For this, a method that I find useful is iteration. It means that instead of trying to be perfect the first time you do something, you simply aim to get better over time. You want your second try to be better than your first one, your third try to be better than your second one, and so on. This way you will eventually achieve your goal.
The development of Microsoft Windows is a good example. The first version of Windows (back in 1985) was a failure. But Microsoft learned from it and launched Windows 2.0. It was still a failure, but it was better. Again, they learned from it and launched Windows 3.0. This time it began to succeed. Eventually Windows became a dominant platform as we know it today.
As you can see, Microsoft didn’t get it right the first time. It took several iterations for Windows to succeed. Similarly, you don’t have to get things right the first time. Allow yourself multiple iterations to succeed.
Why Iteration Works
I’ve experienced the power of iteration first hand. It’s how I work on my projects. Here are some benefits of this method:
1. You won’t be afraid to start.
Mark Twain once said that the secret of getting ahead is getting started. But it’s often hard to get started. Why? Because you know you could fail, and that fear could hinder you from even starting.
Iteration works because it gives you the permission to fail. You don’t have to succeed right away, so you won’t be afraid to start.
2. You will be less disappointed in case of failure.
Winston Churchill said that success is the ability to go from one failure to another with no loss of enthusiasm. But it’s hard to maintain enthusiasm when you are disappointed.
This method makes you more ready to handle failures. A failure won’t take your enthusiasm away because you know that it’s just a part of the process.
3. You will learn more.
Since your goal is to get better, you will actively seek lessons to learn. You will learn more as a result.
How to Apply It
Knowing the benefits, here are some ideas on how to apply this method:
- Start soon. It could take many iterations to succeed, so the sooner you start the better. Don’t wait until everything is perfect before you start.
- Invest just enough. Don’t invest all of your resources right away. Instead, invest just enough and spare the rest for future iterations. The resources here include your time, money, and energy.
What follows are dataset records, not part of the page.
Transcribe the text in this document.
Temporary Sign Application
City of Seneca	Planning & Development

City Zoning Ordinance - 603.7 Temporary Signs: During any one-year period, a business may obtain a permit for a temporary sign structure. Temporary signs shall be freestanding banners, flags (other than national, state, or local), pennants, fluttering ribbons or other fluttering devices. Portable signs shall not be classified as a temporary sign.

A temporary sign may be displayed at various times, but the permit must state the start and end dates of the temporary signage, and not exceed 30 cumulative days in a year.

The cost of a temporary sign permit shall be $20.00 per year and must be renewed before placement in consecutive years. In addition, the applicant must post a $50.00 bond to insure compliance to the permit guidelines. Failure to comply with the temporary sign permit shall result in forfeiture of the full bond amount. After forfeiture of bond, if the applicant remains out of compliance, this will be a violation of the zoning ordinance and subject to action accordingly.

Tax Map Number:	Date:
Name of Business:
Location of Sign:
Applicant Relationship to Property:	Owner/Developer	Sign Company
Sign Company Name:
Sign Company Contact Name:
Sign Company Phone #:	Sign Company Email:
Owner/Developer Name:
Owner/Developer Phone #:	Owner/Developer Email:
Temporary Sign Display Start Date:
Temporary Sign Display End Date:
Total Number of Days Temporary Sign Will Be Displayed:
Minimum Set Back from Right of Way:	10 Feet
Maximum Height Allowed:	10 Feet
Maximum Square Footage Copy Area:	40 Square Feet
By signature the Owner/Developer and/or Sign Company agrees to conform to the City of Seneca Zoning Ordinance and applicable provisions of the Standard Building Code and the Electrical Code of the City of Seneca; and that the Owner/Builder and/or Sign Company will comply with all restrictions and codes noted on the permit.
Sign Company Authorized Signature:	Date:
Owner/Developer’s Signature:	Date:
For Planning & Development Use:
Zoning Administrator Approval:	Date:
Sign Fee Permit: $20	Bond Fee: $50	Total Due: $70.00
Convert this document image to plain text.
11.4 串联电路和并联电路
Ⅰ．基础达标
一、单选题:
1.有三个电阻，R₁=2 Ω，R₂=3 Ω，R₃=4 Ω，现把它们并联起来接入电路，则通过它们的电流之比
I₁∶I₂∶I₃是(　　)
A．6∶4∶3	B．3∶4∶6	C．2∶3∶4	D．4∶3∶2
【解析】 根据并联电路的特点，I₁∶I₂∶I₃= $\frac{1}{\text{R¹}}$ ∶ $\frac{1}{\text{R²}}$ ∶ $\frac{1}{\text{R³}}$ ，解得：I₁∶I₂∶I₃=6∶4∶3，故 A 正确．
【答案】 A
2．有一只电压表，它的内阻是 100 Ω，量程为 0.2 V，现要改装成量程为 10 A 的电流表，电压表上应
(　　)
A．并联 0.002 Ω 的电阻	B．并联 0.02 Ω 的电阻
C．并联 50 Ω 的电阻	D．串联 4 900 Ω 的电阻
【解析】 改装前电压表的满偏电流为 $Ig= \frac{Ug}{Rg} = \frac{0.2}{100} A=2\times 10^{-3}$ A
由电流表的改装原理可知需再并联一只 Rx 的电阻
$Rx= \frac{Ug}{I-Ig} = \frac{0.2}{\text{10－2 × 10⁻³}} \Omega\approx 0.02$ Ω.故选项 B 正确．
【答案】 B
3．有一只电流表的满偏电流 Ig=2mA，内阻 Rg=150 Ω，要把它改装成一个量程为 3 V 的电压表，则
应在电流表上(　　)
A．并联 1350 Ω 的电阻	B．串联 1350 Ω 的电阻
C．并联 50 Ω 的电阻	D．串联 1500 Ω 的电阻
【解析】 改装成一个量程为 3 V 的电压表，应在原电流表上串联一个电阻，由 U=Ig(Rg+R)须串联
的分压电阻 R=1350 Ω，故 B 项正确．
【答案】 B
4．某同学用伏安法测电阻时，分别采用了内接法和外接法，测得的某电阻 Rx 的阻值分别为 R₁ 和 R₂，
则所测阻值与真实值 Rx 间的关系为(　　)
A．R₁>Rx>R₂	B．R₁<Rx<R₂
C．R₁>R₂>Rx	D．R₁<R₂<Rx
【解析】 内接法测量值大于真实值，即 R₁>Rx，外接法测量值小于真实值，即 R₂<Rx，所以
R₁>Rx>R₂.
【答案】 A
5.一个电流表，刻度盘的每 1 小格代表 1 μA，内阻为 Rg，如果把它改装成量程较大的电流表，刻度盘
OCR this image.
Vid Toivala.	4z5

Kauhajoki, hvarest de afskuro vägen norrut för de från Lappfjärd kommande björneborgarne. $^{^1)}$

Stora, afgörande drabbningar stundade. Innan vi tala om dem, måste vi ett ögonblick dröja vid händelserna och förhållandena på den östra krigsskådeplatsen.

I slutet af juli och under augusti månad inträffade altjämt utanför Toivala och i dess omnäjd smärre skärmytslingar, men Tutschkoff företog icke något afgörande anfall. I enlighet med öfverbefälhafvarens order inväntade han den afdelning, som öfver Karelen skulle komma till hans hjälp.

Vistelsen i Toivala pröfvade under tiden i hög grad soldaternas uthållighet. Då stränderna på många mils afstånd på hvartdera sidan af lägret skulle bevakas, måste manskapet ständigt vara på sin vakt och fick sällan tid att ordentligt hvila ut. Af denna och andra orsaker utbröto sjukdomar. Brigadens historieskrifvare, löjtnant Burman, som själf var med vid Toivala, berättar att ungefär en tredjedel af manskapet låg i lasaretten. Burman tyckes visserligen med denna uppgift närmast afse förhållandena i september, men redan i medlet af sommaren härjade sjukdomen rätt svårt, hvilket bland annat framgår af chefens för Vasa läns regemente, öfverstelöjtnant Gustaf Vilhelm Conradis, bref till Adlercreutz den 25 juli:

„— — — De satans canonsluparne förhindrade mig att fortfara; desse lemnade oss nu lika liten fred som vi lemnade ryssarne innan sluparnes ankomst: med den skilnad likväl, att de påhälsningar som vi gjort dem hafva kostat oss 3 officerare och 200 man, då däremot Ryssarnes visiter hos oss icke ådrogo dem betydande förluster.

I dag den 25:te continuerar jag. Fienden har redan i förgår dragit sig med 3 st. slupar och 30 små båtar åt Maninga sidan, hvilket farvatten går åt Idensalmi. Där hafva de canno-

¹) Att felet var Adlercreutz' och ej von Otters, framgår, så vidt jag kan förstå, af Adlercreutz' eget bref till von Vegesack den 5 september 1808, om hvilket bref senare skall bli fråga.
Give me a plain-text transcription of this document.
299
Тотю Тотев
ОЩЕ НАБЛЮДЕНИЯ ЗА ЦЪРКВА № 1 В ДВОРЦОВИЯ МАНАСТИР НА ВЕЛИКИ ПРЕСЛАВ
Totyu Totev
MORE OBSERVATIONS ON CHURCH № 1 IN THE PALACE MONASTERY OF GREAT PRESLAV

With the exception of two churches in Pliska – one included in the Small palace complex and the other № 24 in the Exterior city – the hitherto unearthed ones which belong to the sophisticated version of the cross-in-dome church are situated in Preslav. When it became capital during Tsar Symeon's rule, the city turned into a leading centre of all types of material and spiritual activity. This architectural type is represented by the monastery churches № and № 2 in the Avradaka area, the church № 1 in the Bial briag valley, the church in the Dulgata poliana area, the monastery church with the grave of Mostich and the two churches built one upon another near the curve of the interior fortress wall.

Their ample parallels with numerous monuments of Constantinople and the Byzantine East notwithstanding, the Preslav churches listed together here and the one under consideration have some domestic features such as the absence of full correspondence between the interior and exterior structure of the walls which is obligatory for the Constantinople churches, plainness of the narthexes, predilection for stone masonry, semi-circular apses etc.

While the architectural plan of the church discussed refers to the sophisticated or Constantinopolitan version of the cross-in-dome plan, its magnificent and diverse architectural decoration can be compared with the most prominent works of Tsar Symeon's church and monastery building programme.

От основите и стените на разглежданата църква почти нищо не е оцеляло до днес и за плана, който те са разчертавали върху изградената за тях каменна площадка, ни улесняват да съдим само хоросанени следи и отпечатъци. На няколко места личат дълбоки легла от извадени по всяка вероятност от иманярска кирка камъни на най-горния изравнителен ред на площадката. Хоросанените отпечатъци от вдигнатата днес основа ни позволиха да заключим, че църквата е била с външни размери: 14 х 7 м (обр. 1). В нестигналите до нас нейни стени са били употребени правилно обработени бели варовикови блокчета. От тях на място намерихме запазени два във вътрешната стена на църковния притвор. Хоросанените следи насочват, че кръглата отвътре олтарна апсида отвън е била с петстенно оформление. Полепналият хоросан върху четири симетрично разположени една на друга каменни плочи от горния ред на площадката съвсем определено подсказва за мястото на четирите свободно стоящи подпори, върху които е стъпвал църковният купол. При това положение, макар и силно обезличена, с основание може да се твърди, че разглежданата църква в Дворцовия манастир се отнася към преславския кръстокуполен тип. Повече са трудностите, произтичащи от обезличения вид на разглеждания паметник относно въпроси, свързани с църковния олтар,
- Do your best. Just because you expect many more iterations ahead doesn’t mean you may work carelessly. Always do your best.
- Be ready for failure. This is not being pessimistic. This is preparing your mind so that you won’t be too disappointed when failure happens.
- Learn the lessons. After an iteration, always ask yourself: how can I get better next time? How can I improve myself? Find the lessons and apply them to your next iteration.
- Iterate quickly. The faster you iterate, the better. If it takes too much time between iterations, your progress will be too slow. So do your next iteration as soon as possible.
The power of iteration can help you achieve your goals. Keep learning. Keep improving yourself. You will eventually succeed.